A game that deserves merit for its emotional and artistic endeavour, if for nothing else. When the vast array of side missions, exploration and mini-games are added in, this is nothing short of a superb gaming experience.
The game begins with you as John Marston, a man with a troubled past that keeps coming back to haunt him. The government is holding your wife and son hostage until you make amends for your previous criminal behaviour by killing your old gang friends. This is the backdrop for a story about the final days of the “Wild West” and all of the criminal gangs, vigilantes and common people caught in the crossfire. The story will explore the problems in both
America and at the turn of the 20th century, and issues arising between these civil war torn nations. Don’t expect a piece that can be verified in the history books, just a snapshot of some of the bigger problems facing the citizens of nations undergoing great change and upheaval. Mexico
Your role as a player means that you will learn to carry out some of the tasks needed as a cowboy, such as cattle herding, lassoing and breaking wild horses, patrolling the corral at night to ward off rustlers. You will also have to ride and race carriages, hunt and skin all manner of wildlife and enjoy contemporary games such as poker and blackjack. This is the homely and authentic side to the game, which is yours to pick up and put down whenever you see fit. I found myself spending hours hunting for all of the different species in the game, and chuckling to myself as I went and sold off all of their hides for a ridiculous mark-up – go early capitalism!
The other side to the game is as a gunslinger- getting into duels in the main street of prairie towns, acting as a vigilante to return stolen goods to innocent townsfolk and hunting down all of your old accomplices to get your wife and son back. This is where the game becomes a little bit too “Hollywood”, with certain missions where you use a mounted gun to kill half of the Mexican Army and then no-one bats an eyelid when you turn up the next day hoping to get a bit of work form them. Another slight issue is the “Auto-Aim” system, which meant that as soon as you pull out your gun your aim snaps instantaneously to a bird of prey flying 500 metres away, totally ruining any satisfaction you got from killing it.
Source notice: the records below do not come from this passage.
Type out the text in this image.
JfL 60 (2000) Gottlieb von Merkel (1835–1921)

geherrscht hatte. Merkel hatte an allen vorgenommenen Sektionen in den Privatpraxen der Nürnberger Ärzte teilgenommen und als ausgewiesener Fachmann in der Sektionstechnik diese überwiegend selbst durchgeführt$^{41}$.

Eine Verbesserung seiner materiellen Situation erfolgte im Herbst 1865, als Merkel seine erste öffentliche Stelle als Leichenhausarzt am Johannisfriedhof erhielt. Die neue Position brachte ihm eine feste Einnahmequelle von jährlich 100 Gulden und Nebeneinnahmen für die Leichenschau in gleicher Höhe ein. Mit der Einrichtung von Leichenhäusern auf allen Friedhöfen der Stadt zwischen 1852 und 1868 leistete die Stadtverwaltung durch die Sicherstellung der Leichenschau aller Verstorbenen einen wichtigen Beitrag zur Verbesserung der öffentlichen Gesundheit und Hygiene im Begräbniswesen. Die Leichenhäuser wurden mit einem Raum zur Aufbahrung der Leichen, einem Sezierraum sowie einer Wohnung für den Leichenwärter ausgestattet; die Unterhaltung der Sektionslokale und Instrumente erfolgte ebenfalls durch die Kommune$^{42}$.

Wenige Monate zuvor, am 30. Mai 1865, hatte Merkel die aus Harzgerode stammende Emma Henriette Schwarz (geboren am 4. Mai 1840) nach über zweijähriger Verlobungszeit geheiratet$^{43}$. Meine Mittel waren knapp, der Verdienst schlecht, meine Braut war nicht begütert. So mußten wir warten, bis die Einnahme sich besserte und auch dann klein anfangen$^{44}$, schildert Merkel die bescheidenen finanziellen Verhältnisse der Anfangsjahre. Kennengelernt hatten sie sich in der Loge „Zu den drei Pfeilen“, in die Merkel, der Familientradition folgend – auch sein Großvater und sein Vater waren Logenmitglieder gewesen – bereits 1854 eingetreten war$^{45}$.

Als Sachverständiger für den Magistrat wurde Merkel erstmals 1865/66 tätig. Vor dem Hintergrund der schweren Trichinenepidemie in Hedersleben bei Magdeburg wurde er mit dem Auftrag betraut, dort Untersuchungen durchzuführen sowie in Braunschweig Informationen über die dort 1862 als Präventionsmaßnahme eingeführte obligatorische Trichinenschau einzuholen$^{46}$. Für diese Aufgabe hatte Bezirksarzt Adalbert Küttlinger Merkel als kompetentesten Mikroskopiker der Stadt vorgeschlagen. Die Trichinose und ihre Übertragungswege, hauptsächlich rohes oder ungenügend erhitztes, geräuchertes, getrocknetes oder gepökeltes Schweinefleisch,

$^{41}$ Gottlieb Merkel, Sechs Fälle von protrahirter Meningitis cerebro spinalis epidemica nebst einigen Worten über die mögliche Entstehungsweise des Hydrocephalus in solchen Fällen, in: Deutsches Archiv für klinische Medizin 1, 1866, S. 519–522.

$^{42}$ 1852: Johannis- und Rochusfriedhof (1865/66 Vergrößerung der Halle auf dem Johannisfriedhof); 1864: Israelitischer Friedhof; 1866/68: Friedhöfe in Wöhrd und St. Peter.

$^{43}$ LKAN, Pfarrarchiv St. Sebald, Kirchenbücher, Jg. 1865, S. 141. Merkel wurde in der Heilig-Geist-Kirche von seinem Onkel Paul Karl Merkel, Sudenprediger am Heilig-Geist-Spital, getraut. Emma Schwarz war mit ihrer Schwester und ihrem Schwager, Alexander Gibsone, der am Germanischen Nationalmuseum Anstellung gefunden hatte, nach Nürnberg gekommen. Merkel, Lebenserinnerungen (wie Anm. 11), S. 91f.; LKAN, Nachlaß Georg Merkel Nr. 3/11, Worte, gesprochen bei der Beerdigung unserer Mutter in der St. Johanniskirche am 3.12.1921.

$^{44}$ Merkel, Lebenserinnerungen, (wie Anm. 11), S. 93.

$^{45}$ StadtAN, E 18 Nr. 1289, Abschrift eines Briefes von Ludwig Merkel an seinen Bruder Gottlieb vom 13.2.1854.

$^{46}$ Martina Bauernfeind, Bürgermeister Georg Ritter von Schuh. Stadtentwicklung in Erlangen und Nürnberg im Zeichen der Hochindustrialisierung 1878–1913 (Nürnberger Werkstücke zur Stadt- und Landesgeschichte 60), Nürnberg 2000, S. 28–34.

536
That aside, the shooting sections can be very thrilling and enjoyable, and with the combat never feeling too difficult the story progresses quite a pace which may have been ruined with a more challenging difficulty level.
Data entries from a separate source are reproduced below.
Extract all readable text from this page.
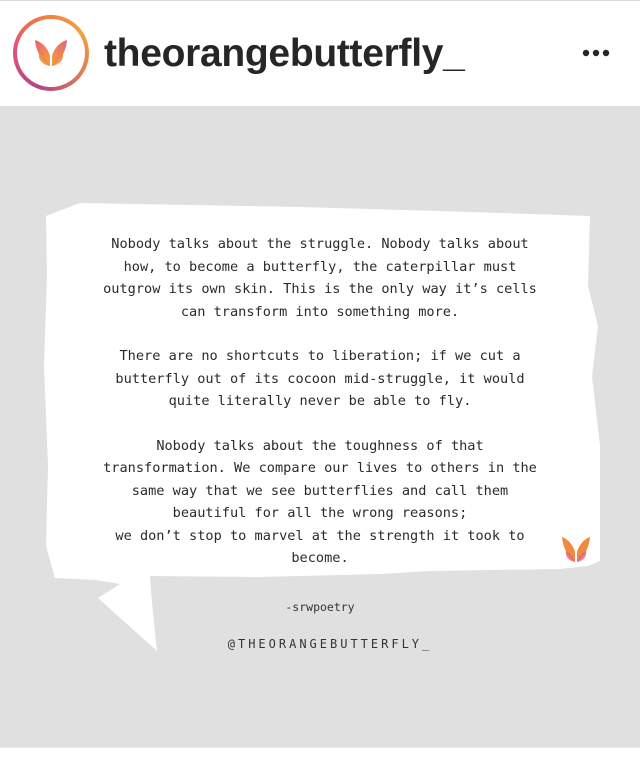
theorangebutterfly_

Nobody talks about the struggle. Nobody talks about
how, to become a butterfly, the caterpillar must
outgrow its own skin. This is the only way it’s cells
can transform into something more.

There are no shortcuts to liberation; if we cut a
butterfly out of its cocoon mid-struggle, it would
quite literally never be able to fly.

Nobody talks about the toughness of that
transformation. We compare our lives to others in the
same way that we see butterflies and call them
beautiful for all the wrong reasons;
we don’t stop to marvel at the strength it took to
become.

-srwpoetry
@THEORANGEBUTTERFLY_
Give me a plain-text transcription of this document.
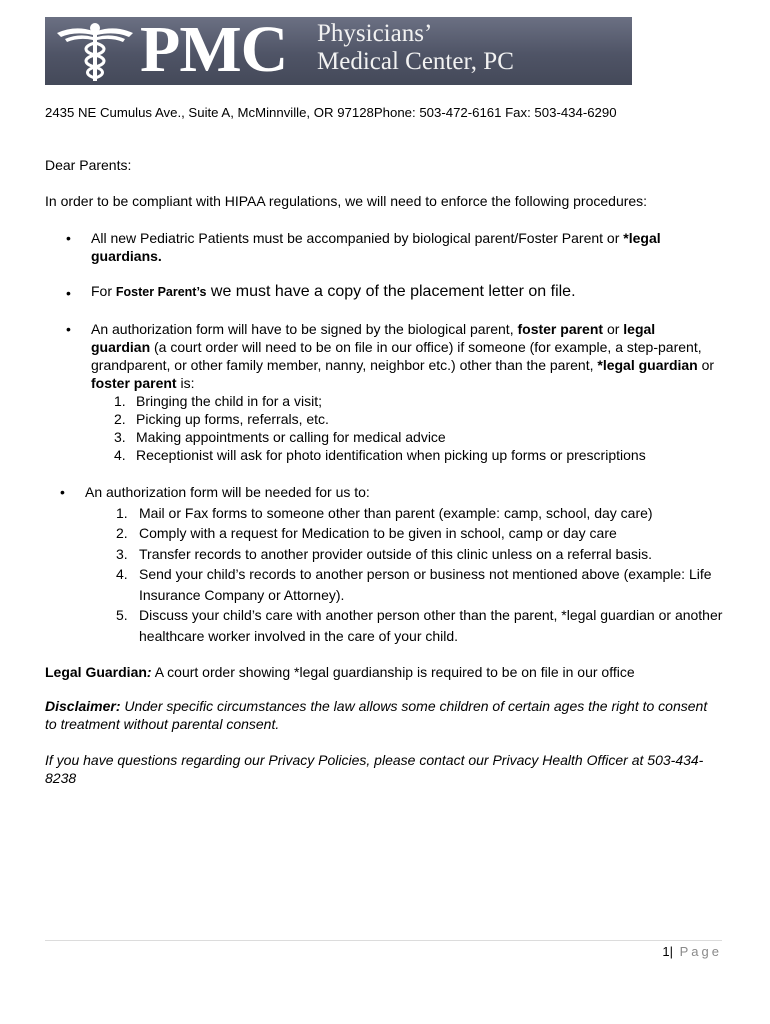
PMC Physicians’
Medical Center, PC
2435 NE Cumulus Ave., Suite A, McMinnville, OR 97128Phone: 503-472-6161 Fax: 503-434-6290
Dear Parents:
In order to be compliant with HIPAA regulations, we will need to enforce the following procedures:
• All new Pediatric Patients must be accompanied by biological parent/Foster Parent or *legal guardians.
• For Foster Parent’s we must have a copy of the placement letter on file.
• An authorization form will have to be signed by the biological parent, foster parent or legal guardian (a court order will need to be on file in our office) if someone (for example, a step-parent, grandparent, or other family member, nanny, neighbor etc.) other than the parent, *legal guardian or foster parent is:
1. Bringing the child in for a visit;
2. Picking up forms, referrals, etc.
3. Making appointments or calling for medical advice
4. Receptionist will ask for photo identification when picking up forms or prescriptions
• An authorization form will be needed for us to:
1. Mail or Fax forms to someone other than parent (example: camp, school, day care)
2. Comply with a request for Medication to be given in school, camp or day care
3. Transfer records to another provider outside of this clinic unless on a referral basis.
4. Send your child’s records to another person or business not mentioned above (example: Life Insurance Company or Attorney).
5. Discuss your child’s care with another person other than the parent, *legal guardian or another healthcare worker involved in the care of your child.
Legal Guardian: A court order showing *legal guardianship is required to be on file in our office
Disclaimer: Under specific circumstances the law allows some children of certain ages the right to consent to treatment without parental consent.
If you have questions regarding our Privacy Policies, please contact our Privacy Health Officer at 503-434-8238
1| Page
The graphics are as good as can be expected for a Rockstar sandbox game and although some of the finer details do look a little crappy, the wide landscapes that you ride through on your trusty steed are breathtakingly gorgeous, which totally makes up for it.
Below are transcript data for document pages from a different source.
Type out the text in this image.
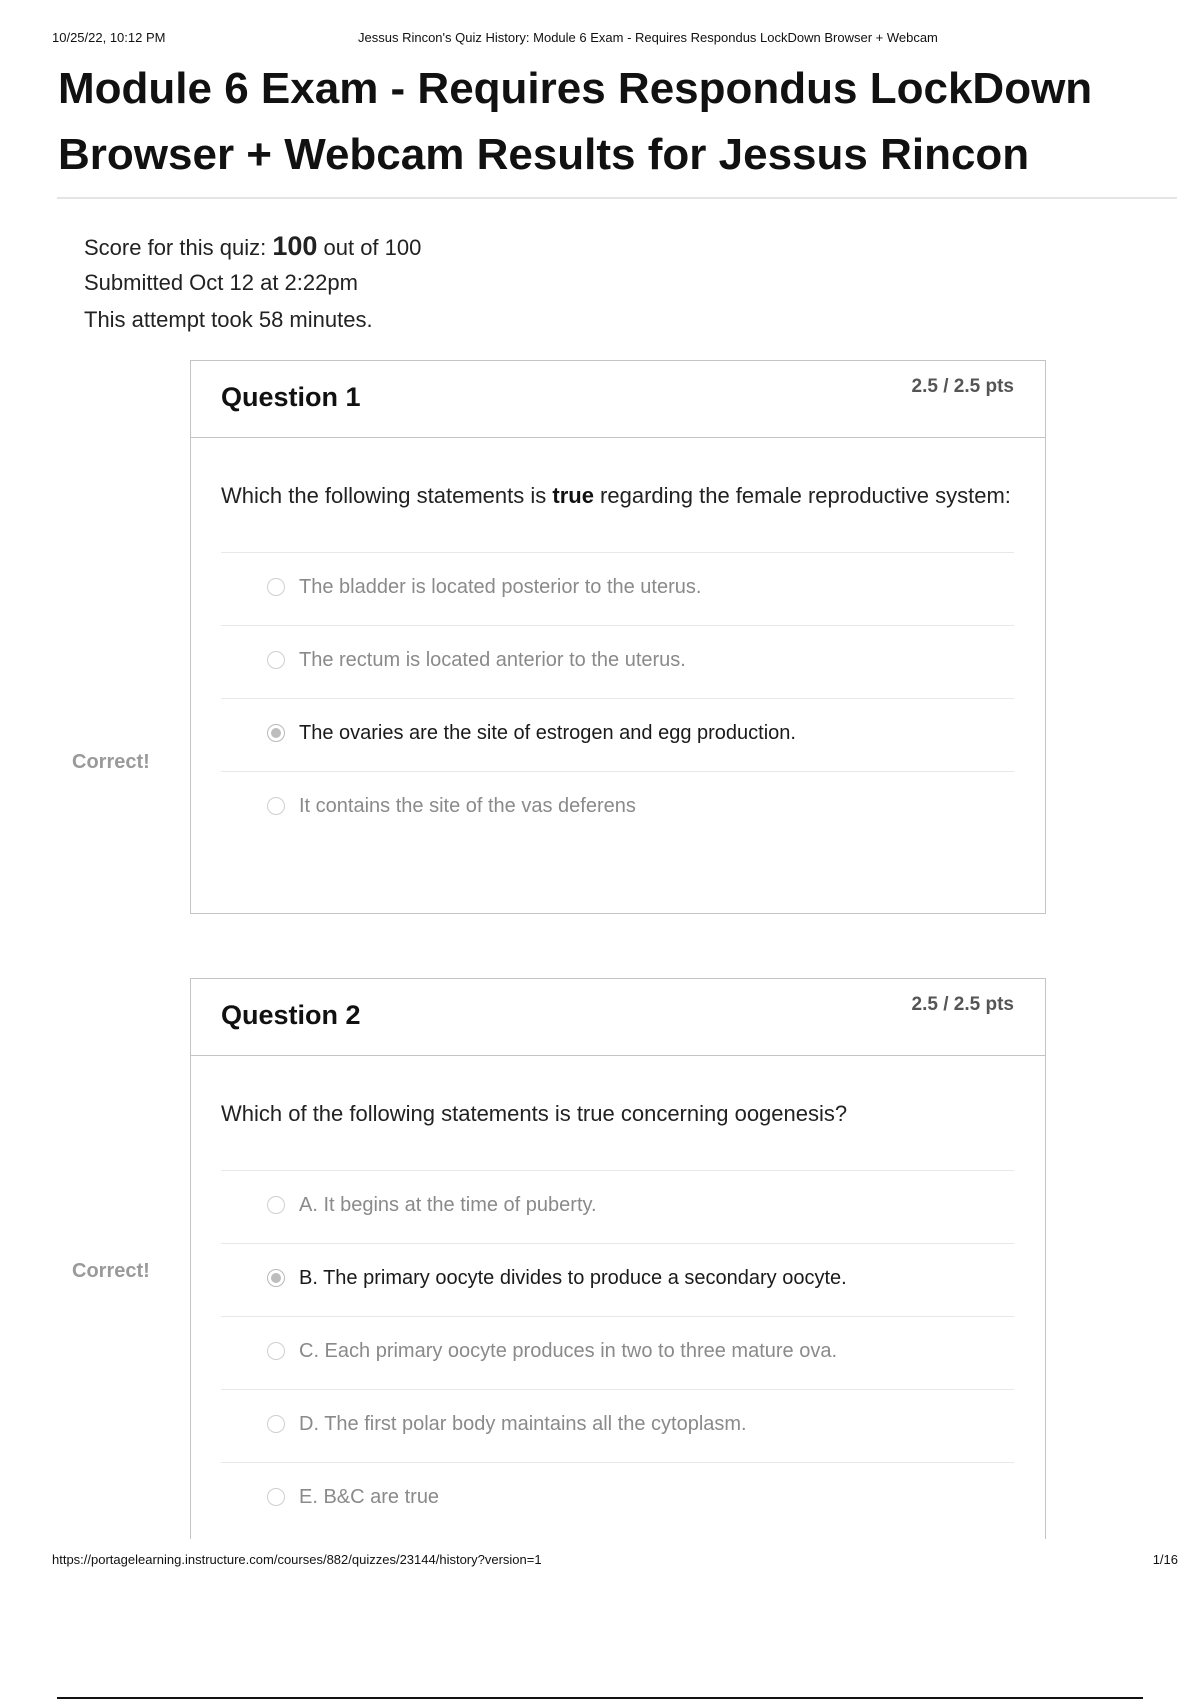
10/25/22, 10:12 PM	Jessus Rincon's Quiz History: Module 6 Exam - Requires Respondus LockDown Browser + Webcam
Module 6 Exam - Requires Respondus LockDown Browser + Webcam Results for Jessus Rincon
Score for this quiz: 100 out of 100
Submitted Oct 12 at 2:22pm
This attempt took 58 minutes.
Correct!
Question 1	2.5 / 2.5 pts

Which the following statements is true regarding the female reproductive system:

The bladder is located posterior to the uterus.
The rectum is located anterior to the uterus.
The ovaries are the site of estrogen and egg production.
It contains the site of the vas deferens
Correct!
Question 2	2.5 / 2.5 pts

Which of the following statements is true concerning oogenesis?

A. It begins at the time of puberty.
B. The primary oocyte divides to produce a secondary oocyte.
C. Each primary oocyte produces in two to three mature ova.
D. The first polar body maintains all the cytoplasm.
E. B&C are true
https://portagelearning.instructure.com/courses/882/quizzes/23144/history?version=1	1/16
The sound is perfectly fitting on the whole, the towns having a hubbub and bustle that makes them feel all the more real. The slight noises of the wildlife out in the deserts are how you track some of the smaller creatures and this is brilliant and adds to the immersion. The only negative point regarding the sound is that the soundtrack can feel a bit out of place, with funky bass parts that may have complemented a spaghetti western but not an immersive gaming experience.
The main reason that the game deserves so much credit is in the last few missions. No spoilers here, but it is in the confusion and calm that follows the hunt for your gang friends that makes the ending so utterly shocking. There is also a bit left up to you as to how the game should finish, should you seek vengeance or seek to let the past die? No other game has made me care about the lead and supporting characters so much that when the game does not offer the standard blockbuster finish, you realise what it has done. It has sacrificed the clichéd finale for an ending that moves the player, and I feel that Rockstar has done this perfectly. Trust me, it nearly brought me to tears.
With the wealth of loose ends to tie up and extra costumes/guns/trophies to acquire, even after the ending I found myself carrying on to work towards 100%. Not many games make me play on after completion but it is a testament to this games appeal that I did.
There is also an online element to consider, but I have not yet had the chance to explore this – damn internet not letting me play my games!
So, overall there is quite a few small gripes about the game but only because they stain what is actually a unique and powerful experience – one that I will remember for a long time to come.